We could end up in total dictatorship fueled by AI. If you read the manifesto published by Palantir, they describe one of the worlds they want to build: a pure dictatorship where you have no choice. In a world like that, if you rely on centralized services controlled by companies like Palantir, BlackRock, State Street, and Vanguard, you’re in trouble: you’d have no choice, and you’d end up living in a world where writing something critical of the main political party on social media can get you disconnected from everything, and, if you’re unlucky, jailed, or made to simply disappear.

There are already so many examples in the world of things going badly. So we need to raise self-sovereignty among people.

It’s a nice word, but what does it actually mean? How can I be self-sovereign? It means giving people the right tools. We’re here like Prometheus: he brought us fire, and the people developing these tools are bringing technologies that can take your phone (which today isn’t self-sovereign because it’s controlled by Apple or Google) and make it self-sovereign.

Our role is to take something incredibly interesting and useful for humanity and wrap it in a more or less user-friendly tool, and give it to people so they can be self-sovereign. That’s basically what I do.

Tell us about your fund, and about your role on the board of the RGB Protocol Association

The fund you’re mentioning is basically a family office structure. My main project, the passion of my life, is called Layer2State, which is about a future where people live in total abundance: we don’t kill each other, we live in harmony with mother nature, mother earth, and in harmony with AI technologies that don’t enslave us, or aren’t used to enslave us.

I’m financing it myself to figure out what the future looks like, since right now everything is foggy and changes every single day. Trying to predict that future is exactly why my interest in RGB Protocol on Bitcoin comes in: I want to fund, in any way possible, the development of tools that bring self-sovereignty to people. RGB is one of these projects.

How about the Association?

I’ve done this before in Ukraine. I was president of the Blockchain Association of Ukraine, so I understand how to build a market. If you look around, you’ll see a lot of Ukrainians in crypto; part of that is because of the work we did with the Association in Ukraine, and then people moved around the world.

My role is to help the RGB Protocol Association and the people developing RGB find product-market fit, so the market pays for what they build, and they have the funds to keep developing: hiring new people, new technology, AI, or whatever they need.

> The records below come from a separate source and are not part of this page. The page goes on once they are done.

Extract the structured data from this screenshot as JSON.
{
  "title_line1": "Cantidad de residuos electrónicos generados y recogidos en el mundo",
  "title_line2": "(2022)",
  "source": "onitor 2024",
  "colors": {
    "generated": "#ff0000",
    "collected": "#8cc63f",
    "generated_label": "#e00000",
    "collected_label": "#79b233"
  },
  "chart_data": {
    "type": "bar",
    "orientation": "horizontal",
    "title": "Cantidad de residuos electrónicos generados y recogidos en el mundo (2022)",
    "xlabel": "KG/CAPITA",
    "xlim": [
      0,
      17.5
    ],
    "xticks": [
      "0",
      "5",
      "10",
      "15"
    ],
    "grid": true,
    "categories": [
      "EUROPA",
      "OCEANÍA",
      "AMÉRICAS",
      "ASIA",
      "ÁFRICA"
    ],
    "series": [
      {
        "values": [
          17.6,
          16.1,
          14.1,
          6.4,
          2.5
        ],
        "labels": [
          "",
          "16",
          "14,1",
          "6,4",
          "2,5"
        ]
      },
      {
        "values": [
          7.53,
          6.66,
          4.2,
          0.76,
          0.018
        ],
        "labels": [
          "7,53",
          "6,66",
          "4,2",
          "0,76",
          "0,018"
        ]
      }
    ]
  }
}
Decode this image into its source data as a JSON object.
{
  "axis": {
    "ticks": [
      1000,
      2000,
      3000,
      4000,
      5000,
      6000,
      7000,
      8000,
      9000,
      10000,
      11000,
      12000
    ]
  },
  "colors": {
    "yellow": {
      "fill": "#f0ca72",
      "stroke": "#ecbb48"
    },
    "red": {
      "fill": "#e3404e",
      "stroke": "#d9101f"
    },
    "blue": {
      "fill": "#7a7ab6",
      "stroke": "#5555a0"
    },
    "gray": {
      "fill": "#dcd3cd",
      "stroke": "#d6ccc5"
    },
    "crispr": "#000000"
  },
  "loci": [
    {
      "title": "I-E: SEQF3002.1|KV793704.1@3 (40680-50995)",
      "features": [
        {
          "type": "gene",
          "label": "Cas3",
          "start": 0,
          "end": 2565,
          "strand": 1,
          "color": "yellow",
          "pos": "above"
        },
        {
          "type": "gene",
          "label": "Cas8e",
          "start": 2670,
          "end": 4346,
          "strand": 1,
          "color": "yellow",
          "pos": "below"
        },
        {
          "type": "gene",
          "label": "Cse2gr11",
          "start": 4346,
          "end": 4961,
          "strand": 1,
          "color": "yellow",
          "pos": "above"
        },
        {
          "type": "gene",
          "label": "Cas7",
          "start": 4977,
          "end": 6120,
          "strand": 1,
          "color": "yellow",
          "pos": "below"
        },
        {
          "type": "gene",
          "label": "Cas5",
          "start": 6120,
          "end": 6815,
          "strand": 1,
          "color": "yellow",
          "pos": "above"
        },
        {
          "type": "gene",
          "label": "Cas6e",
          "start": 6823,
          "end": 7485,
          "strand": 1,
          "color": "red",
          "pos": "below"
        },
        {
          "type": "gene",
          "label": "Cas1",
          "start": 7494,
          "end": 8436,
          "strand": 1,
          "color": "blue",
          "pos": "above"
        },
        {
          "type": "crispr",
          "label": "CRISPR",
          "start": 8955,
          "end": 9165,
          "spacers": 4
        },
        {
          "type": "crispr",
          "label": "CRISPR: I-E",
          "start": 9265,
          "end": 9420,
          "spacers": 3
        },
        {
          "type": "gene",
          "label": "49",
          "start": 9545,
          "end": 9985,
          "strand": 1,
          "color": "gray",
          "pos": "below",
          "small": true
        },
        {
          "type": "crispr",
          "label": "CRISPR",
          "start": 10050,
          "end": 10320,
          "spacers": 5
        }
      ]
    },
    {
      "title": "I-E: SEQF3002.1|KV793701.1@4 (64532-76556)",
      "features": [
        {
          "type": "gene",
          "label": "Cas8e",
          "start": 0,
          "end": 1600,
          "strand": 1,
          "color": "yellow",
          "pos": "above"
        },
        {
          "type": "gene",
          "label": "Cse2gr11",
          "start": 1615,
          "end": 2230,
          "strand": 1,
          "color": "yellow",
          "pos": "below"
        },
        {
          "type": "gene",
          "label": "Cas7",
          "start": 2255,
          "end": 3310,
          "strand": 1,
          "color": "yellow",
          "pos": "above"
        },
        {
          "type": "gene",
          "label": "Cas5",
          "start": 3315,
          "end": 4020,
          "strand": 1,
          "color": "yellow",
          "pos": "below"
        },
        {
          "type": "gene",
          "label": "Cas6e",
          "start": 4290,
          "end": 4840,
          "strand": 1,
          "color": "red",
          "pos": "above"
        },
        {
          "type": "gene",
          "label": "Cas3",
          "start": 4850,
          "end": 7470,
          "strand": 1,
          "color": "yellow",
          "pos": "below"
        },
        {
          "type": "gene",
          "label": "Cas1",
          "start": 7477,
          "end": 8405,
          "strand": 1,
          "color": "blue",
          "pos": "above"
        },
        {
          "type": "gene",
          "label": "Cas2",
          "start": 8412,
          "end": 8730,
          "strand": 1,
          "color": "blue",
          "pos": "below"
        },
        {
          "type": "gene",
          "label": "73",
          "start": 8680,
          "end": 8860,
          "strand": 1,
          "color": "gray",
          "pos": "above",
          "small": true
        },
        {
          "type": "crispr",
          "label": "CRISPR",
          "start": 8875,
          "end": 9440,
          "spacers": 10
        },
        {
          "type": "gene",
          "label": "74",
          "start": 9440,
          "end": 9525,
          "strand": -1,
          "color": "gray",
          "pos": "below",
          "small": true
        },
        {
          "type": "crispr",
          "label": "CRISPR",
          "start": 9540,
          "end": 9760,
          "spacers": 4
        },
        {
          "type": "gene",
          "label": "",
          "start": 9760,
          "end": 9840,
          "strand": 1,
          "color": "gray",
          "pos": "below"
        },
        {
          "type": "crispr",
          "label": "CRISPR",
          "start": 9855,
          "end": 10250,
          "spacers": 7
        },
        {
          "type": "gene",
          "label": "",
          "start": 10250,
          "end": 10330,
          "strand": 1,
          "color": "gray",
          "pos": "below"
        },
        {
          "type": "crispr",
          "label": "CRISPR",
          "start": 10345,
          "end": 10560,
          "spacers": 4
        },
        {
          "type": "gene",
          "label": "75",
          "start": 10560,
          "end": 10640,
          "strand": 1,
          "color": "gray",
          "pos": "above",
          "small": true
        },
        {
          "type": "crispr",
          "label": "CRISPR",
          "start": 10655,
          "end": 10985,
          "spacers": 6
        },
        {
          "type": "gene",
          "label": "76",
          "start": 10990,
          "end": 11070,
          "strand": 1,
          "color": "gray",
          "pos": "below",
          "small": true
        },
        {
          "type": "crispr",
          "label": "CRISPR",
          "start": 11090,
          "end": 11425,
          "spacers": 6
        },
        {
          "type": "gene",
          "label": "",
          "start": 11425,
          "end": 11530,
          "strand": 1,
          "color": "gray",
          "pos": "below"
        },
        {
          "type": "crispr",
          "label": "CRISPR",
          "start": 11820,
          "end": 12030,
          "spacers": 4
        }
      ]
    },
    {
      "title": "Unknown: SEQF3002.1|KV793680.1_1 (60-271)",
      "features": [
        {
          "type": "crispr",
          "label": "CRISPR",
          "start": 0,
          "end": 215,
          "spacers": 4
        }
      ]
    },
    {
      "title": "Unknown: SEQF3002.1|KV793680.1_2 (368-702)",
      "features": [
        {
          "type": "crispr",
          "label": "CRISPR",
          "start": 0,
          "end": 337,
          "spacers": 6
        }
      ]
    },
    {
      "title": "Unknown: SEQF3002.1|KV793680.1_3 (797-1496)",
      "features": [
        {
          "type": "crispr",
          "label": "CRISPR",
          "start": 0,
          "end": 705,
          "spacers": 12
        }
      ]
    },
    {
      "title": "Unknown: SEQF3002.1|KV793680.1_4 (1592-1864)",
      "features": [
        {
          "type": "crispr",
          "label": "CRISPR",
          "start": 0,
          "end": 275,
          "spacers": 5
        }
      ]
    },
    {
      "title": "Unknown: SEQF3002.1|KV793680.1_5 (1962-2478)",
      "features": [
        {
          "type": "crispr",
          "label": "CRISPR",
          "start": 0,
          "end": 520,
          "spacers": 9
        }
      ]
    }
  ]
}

If we don’t do it, someone else will build tools for a dictatorship instead, and I don’t want to live in that world, nor do the people I’ve met here at the conference, especially not a digital dictatorship where you have no choice and can be switched off just like that.

No money, no digital identity, you’re no one.


michael-chobanian

Michael Chobanian

Co-founder and board member of the RGB Protocol Association.